After written discovery is exchanged, the parties usually move onto depositions. In depositions, witnesses are asked to give oral sworn testimony about the subject matter of the lawsuit. Some of the same topics asked in written questions are often asked in depositions but in much more detail. It also gives the other party the opportunity to assess the individual’s demeanor as a witness.
Discovery may also include an inspection if the claim involves an incident resulting from the condition of a premises or a piece of equipment or machinery. Experts, if retained, may need to conduct an inspection to prepare an expert report.

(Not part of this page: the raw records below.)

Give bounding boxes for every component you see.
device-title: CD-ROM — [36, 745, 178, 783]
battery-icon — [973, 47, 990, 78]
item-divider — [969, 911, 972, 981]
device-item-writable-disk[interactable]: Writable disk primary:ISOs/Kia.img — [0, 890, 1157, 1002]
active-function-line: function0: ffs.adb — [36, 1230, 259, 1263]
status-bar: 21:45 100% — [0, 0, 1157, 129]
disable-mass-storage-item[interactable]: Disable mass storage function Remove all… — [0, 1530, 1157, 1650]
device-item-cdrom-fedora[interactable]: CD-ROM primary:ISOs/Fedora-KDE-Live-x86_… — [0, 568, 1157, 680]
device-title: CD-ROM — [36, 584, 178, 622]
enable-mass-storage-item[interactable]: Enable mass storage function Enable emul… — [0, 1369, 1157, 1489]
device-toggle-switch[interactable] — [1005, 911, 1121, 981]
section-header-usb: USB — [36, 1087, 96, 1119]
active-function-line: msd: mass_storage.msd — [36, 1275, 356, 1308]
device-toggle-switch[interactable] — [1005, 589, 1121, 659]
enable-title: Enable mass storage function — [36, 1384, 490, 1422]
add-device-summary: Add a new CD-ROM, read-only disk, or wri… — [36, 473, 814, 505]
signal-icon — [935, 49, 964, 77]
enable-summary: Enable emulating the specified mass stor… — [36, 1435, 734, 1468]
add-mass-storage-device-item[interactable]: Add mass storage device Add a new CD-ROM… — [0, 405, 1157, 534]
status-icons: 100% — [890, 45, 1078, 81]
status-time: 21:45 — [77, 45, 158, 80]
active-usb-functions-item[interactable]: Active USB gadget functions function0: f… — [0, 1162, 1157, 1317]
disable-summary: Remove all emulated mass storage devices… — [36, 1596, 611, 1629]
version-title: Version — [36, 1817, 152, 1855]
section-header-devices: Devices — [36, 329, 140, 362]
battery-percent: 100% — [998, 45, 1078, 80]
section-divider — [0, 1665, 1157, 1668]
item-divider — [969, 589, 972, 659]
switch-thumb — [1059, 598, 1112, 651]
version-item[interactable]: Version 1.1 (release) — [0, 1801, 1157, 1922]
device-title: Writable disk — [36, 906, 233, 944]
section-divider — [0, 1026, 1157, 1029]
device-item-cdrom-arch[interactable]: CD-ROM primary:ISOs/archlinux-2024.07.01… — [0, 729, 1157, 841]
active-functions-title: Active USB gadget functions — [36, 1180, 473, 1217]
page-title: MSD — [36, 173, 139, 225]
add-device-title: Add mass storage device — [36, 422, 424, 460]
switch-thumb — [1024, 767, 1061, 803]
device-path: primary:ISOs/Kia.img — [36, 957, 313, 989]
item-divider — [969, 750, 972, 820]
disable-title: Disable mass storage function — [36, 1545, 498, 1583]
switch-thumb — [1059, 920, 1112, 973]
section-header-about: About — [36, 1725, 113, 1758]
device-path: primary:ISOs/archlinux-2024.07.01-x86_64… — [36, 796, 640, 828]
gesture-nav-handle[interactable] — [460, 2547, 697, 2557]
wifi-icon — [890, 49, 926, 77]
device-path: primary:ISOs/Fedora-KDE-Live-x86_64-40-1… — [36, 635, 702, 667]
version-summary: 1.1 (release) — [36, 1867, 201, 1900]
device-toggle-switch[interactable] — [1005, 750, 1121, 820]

If the matter involves a personal injury, medical records need to be obtained during the discovery process to be able to assess the medical condition and extent of injuries suffered by the injured plaintiff. These records are evaluated by defense counsel and then typically utilized to set up a defense medical examination. The plaintiff has treating or examining doctors and the defense will need its own doctor to examine the plaintiff and provide an opinion on what injuries the plaintiff suffered in the incident and if the plaintiff suffered a permanent injury.
Depending on how the accident occurred, after the written discovery and depositions are completed, then the parties decide if other experts need to be retained. In addition to medical experts, other experts may need to be retained who can render opinions on the liability aspect of the case, such as who is responsible for the incident occurring (or not responsible). In addition, there could be other experts as to damages that need to be retained, such as economic or vocational experts.
And, the last discovery typically conducted would be expert depositions. Due to the cost of deposing experts, expert depositions are not routinely conducted.
Once all of this discovery is completed, the lawsuit moves onto its final stage. Settlement is often considered at the conclusion of discovery. If the case does not settle, personal injury lawsuits are subject to mandatory nonbinding arbitration in New Jersey. Additionally, mediation is used frequently as a proceeding to facilitate settlement.
If the case does not settle, the parties can consider filing a motion for summary judgment to try to obtain a dismissal before trial. If not, or if the motion is not granted, at that point, the case would be resolved through a trial.